Der taz-Redakteur Marco Carini nimmt einen Hausbesuch in Anspruch. Er wohnt in einem 1923 erbauten Klinkerbau, der sich über zwei Etagen und eine Dachwohnung erstreckt.Vor einem Jahr wurde der Keller des Mehrfamilienhauses gegen Feuchtigkeit isoliert und vor sechs Jahren eine Ölheizung mit eigenem Tank eingebaut. Nun bereitet Carini das ausgebaute Geschoss unter einem nicht isolierten Dach Probleme. Gumtau erläutert mehrere Möglichkeiten, das Haus so zu dämmen, dass die Wärme nur das Haus und nicht die Atmosphäre heizt. Eine Abdichtung als geschlossenes System, damit die Energie nicht verpufft. Eine Systemgrenze „kann oberhalb der Dachwohnung gezogen werden, eine andere den gesamten Dachboden einschließen“. Auch ob Carini das Dämmmaterial besser von innen oder außen anbringen soll, wird diskutiert. Von drinnen zu arbeiten „ist eine Krücke, aber besser als gar nichts“ und kostengünstiger, sagt der Fachmann.

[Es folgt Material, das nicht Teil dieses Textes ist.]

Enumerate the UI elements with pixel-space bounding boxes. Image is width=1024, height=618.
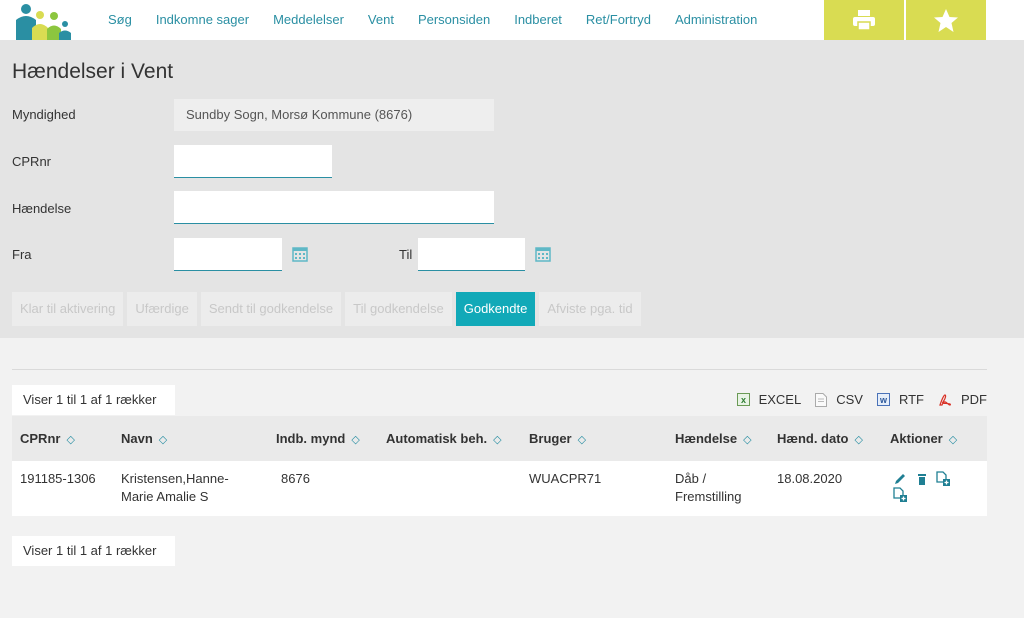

Hinter dem Bad der Dachwohnung führt eine Tür in den Dachboden. Dort pfeift der Wind zwischen den bloßen Ziegeln hindurch. „Diese Abseite arbeitet als Klimapuffer, die auch bei Frost nie unter fünf Grad Celsius fällt. Trotzdem entschwindet zu viel Wärme“, entscheidet Gumtau. Er klopft gegen türkisfarbene Styroporplatten, die an die Wand gepappt sind. „Da haben Sie ja was Halbseidenes gemacht“, kommentiert der Berater die verschwendete Energie. Bei der Glaswolle verfällt er in einen ernsteren Ton, da eine abgewehte Faser sich in der Lunge festsetzen und einen Tumor hervorrufen könne.

Egal wo Carini abdichtet, also für welche Systemgrenze er sich entscheidet – er braucht eine Konvektionssperre: Eine Platte, die die Dämmstoffe dicht verschließt, um einen Austausch von warm-feuchter und kalter Luft zu verhindern. Die Luft kann dann nicht kondensieren und sich als Schimmel in den Materialien einnisten. Diese Sperre dürfe auch nicht durchstochen werden, etwa um Halogenstrahler oder Sternenhimmel einzuschrauben, erklärt Gumtau, denn dann würde die geschlossene Dämmung hinfällig.

Den Wärmeverlust möglichst gering zu halten, ist ein altes Thema. Schon 1977 wurde eine erste Wärmeschutzverordnung verabschiedet, die an einzelnen Hauselementen, wie zum Beispiel den Fenstern, eine Abdichtung forderte. Über die Jahre wandelte sich der Wärmeschutz zum Energie-Einsparen und zum heutigen Klimaschutz, also von den Einzelteilen zum ganzen Gebäude samt inneren Anlagen. Als vorläufiges Ergebnis dieses Wandels kann das hamburgische Klimaschutzkonzept angesehen werden: Neben energiesparenden Vorgaben für die Altbausanierung und den Neubau setzt es auf Passivhäuser. Kohlendioxid-Emissionen und Energieverbrauch können in dieser geschlossenen Bauweise am besten gesenkt werden. Um Anreize zu schaffen, stehen für Neu- und Umbauten Fördermittel bereit. Die Kreditanstalt für Wiederaufbau und auch die hamburgische Wohnungsbaukreditanstalt bieten Zuschüsse an.

Die finanzielle Unterstützung macht sich auch in der Nachfrage nach Energieberatung bemerkbar: Seit 22 Jahren arbeitet Gumtau in der Verbraucherzentrale und hat sich früher „ein Bein ausgerissen“, um mit mäßigem Erfolg energetisch vielversprechende Einbauten zu kalkulieren. Auch heute „steckt die Technik noch in den Kinderschuhen“, aber der Trend gehe eindeutig zu ökologischen und energiesparsamen Lösungen.